Flood-Fighting Plants

Plants use their roots to drink water from the soil. They release this water into the air as vapor through a process called transpiration. When plants have long roots, they can pull water out of the ground effectively.


The Pampas is very flat, so when it rains, the water doesn’t spread out much. Instead, it goes into the ground sideways and gathers below. The plants that naturally grow here can send their roots really deep, about 15 meters, to reach this water. But crops, like soybeans and corn, have shorter roots, around 3 meters deep.

They can only get water from closer to the surface. Plus, crops only grow for part of the year, so they can’t drink up water all the time like the natural plants can.

“Think of it like a bank: The old plants with long roots can take water out well, but crops with short roots and breaks in planting can’t do that as well,” explained Bridget Scanlon, a water specialist from the University of Texas at Austin. “This causes water to gather, and the level of water underground rises, which leads to floods.”

Scanlon, who wasn’t involved in the new research but studies how land use affects water underground, was amazed by how big the problem is in the Pampas. Similar situations have been observed in places like the United States and South Africa, she pointed out. However, nowhere else has experienced floods to the extent seen in the Pampas.

Great for Plants, but Not Forever

Seeing the bright side, the researchers also found out (in another study) that the water underground rising in the Pampas could be helpful for farming by shielding against the problems of dry periods. Yet, they stressed that this good effect will only last for a short time.

The authors are advising that the risk of floods in the Pampas will keep growing as more crops are put in and the effects of climate change, like more rain, begin. “We won’t need a very big amount of rain to get more floods,” Esteban Jobbágy, a coauthor and geoscientist at CONICET, explained. “There won’t be adequate space to manage the extra water, particularly during the summers in the upcoming years.”

Other than the immediate problems from floods, the water below the ground has lots of salts. These salts go onto the top of the soil over time and that’s not good for farming. As the floods get worse, the bad effects of the soil getting salty could become more important than the short help it gives during dry times, as the researchers explained.

Realistic Ways to Help

Basic Ideas Bring Hope. Farmers can try planting different kinds of vegetables that have long roots, such as vetch and rye, to change the crops over time. Another option is to grow trees or pastures, which naturally drink up more water from the ground and help keep the water level lower, the researchers suggested.

Making sure farmers have the correct tools to keep an eye on the water underground is also important. This way, they can change their crops and get ready for floods. Jobbágy and Houspanossian are working on a project right now to create cheap tools that connect to smartphones and can measure how much water is in the ground.

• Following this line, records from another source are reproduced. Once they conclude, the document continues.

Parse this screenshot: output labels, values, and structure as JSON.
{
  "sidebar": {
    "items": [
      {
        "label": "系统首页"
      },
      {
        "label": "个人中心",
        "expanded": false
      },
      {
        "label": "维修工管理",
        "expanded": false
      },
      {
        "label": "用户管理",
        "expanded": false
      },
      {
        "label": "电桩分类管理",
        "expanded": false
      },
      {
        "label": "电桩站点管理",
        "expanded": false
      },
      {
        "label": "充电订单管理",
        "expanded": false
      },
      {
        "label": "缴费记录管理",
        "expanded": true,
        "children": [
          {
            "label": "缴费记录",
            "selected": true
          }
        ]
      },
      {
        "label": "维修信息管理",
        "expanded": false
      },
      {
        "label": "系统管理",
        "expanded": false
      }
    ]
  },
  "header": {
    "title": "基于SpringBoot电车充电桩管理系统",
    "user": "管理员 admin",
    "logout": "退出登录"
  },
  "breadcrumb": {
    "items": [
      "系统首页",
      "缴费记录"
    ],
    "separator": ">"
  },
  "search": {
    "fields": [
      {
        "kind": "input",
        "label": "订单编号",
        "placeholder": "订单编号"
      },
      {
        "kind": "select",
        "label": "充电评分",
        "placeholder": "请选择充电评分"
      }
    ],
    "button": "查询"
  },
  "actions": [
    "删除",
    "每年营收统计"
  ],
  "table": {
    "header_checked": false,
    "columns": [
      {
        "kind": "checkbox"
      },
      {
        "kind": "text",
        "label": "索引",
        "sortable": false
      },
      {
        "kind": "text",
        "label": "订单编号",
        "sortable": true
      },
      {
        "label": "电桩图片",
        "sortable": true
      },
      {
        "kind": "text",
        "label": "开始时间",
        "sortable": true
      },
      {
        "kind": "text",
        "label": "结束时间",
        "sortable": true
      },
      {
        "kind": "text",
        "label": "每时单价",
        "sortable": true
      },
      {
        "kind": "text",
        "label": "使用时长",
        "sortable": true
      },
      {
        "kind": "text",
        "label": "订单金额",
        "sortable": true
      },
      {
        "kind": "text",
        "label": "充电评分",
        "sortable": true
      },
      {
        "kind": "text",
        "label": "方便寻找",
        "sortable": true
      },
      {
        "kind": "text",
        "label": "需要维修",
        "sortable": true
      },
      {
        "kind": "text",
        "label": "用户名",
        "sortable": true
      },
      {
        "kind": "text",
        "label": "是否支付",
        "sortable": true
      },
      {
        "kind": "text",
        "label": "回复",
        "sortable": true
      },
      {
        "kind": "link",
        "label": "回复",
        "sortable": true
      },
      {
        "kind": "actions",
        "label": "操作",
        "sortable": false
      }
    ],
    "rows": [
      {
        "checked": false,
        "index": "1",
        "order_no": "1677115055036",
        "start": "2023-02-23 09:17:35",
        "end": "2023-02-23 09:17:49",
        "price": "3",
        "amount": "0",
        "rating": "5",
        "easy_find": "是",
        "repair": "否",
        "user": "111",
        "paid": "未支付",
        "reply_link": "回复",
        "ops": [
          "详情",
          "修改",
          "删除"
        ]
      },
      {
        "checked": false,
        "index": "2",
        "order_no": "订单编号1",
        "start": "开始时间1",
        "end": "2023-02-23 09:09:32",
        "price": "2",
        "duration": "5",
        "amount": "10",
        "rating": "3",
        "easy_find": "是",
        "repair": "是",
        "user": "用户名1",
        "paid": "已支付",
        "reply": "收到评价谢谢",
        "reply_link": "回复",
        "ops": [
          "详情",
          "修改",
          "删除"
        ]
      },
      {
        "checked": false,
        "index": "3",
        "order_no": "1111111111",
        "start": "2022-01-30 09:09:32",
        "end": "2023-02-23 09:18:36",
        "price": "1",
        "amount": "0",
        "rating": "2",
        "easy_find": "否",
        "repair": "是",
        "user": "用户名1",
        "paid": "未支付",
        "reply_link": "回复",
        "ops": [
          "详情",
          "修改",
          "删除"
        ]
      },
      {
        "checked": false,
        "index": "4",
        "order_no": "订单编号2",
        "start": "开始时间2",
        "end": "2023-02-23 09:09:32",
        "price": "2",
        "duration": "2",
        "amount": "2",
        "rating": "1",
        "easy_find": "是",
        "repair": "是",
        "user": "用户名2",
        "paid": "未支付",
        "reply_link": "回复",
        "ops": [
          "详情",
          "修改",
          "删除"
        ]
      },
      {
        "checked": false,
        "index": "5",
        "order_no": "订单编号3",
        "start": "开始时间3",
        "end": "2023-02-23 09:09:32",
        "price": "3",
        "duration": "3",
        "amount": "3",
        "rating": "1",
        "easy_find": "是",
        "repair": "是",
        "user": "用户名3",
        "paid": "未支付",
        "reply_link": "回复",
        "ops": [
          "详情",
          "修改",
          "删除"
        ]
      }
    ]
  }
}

“If farmers can watch the water level and use that information to decide how to use their land, considering the chance of floods, they will do better,” Houspanossian said.

However, Jobbágy emphasized that the ultimate decision rests on politics and relies on choices made by the government about how the land should be used. “While it’s nice that we can somewhat manage things by watching the water underground, the tricky part is figuring out who gets to decide what the right water level should be in different places,” he explained. “That’s why having rules about how the land is used is really crucial.”